Quando il Piano Transizione 5.0 dichiara di “premiare la digitalizzazione e il contenimento dei consumi”, offrendo un incentivo significativo per le imprese italiane a investire in tecnologie software e hardware innovative utili per “ridurre l’impatto ambientale”, dice allora solo una parte della realtà. Se le aziende avessero l’opportunità di soppesare costi e benefici in un’ottica più ampia, non è affatto detto che il “nuovo paradigma” risulti la scelta più giusta per il pianeta (e per la propria attività).

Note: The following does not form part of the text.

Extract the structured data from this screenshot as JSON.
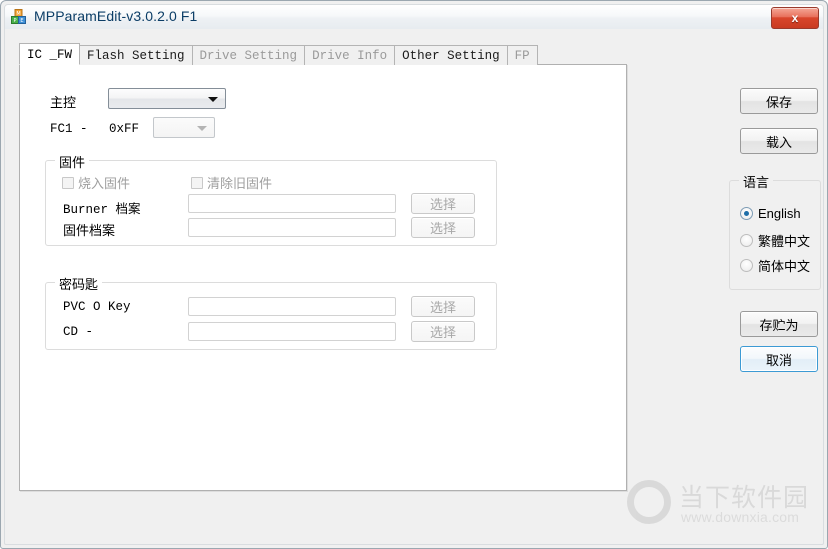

Oggi lo è sicuramente per colossi minerari come l’australiana Atlantic Lithium Ltd o la cinese Xinfeng Investments, che in Africa stanno facendo affari d’oro grazie al costo di una mano d’opera estrattiva alquanto economica (nel 2020 l’Unicef, insieme a Global Battery Alliance, ha calcolato che solo nelle miniere di cobalto della Repubblica Democratica del Congo lavorano in media 40mila bambini).

Escludendo dalle agevolazioni tutte le attività direttamente connesse ai combustibili fossili, legate al sistema dell’Ue di scambio quote di emissione e facenti riferimento a discariche di rifiuti, inceneritori o impianti di trattamento meccanico-biologico, il Piano Industria 5.0 rivela tutta la sua contraddittorietà: crea condizioni di privilegio economico per determinate categorie produttive, basandosi da una parte su parametri ambientali parziali, andando a squilibrare dall’altra l’assetto industriale del Paese mediante un’operazione destinata a scavalcare l’andamento reale dell’economia.

L’effetto rimbalzo

Per Cosimo Accoto, autore dell’illuminante saggio “Il mondo in sintesi” (Egea, 2022), una delle questioni chiave che il Piano pare completamente ignorare è il cosiddetto “effetto rimbalzo” (rebound) della sostenibilità digitale. Quando vengono intro- dotte tecnologie efficienti nei cicli di produzione, i loro effetti sistemici tendono a ridurre i benefici delle stesse tecnologie nei loro ambiti di applicazione più circoscritti.

Senza andare a fondo di queste problematiche, il Piano Industria 5.0 non solo rischia di apparire ambientalmente divisivo e nascere monco (a causa del ritardo strutturale delle aziende italiane rispetto al precedente Piano Industria 4.0), ma pare scivolare addirittura verso scenari in cui non è più la tecnologia al servizio dell’uomo, ma quest’ultimo al suo servizio. Per vincere davvero la sfida della transizione digitale e green, governi e industria dovrebbero forse soppesare la loro “evoluzione digitale” concedendosi tempi di adattamento più dilatati e una maggior onestà intellettuale.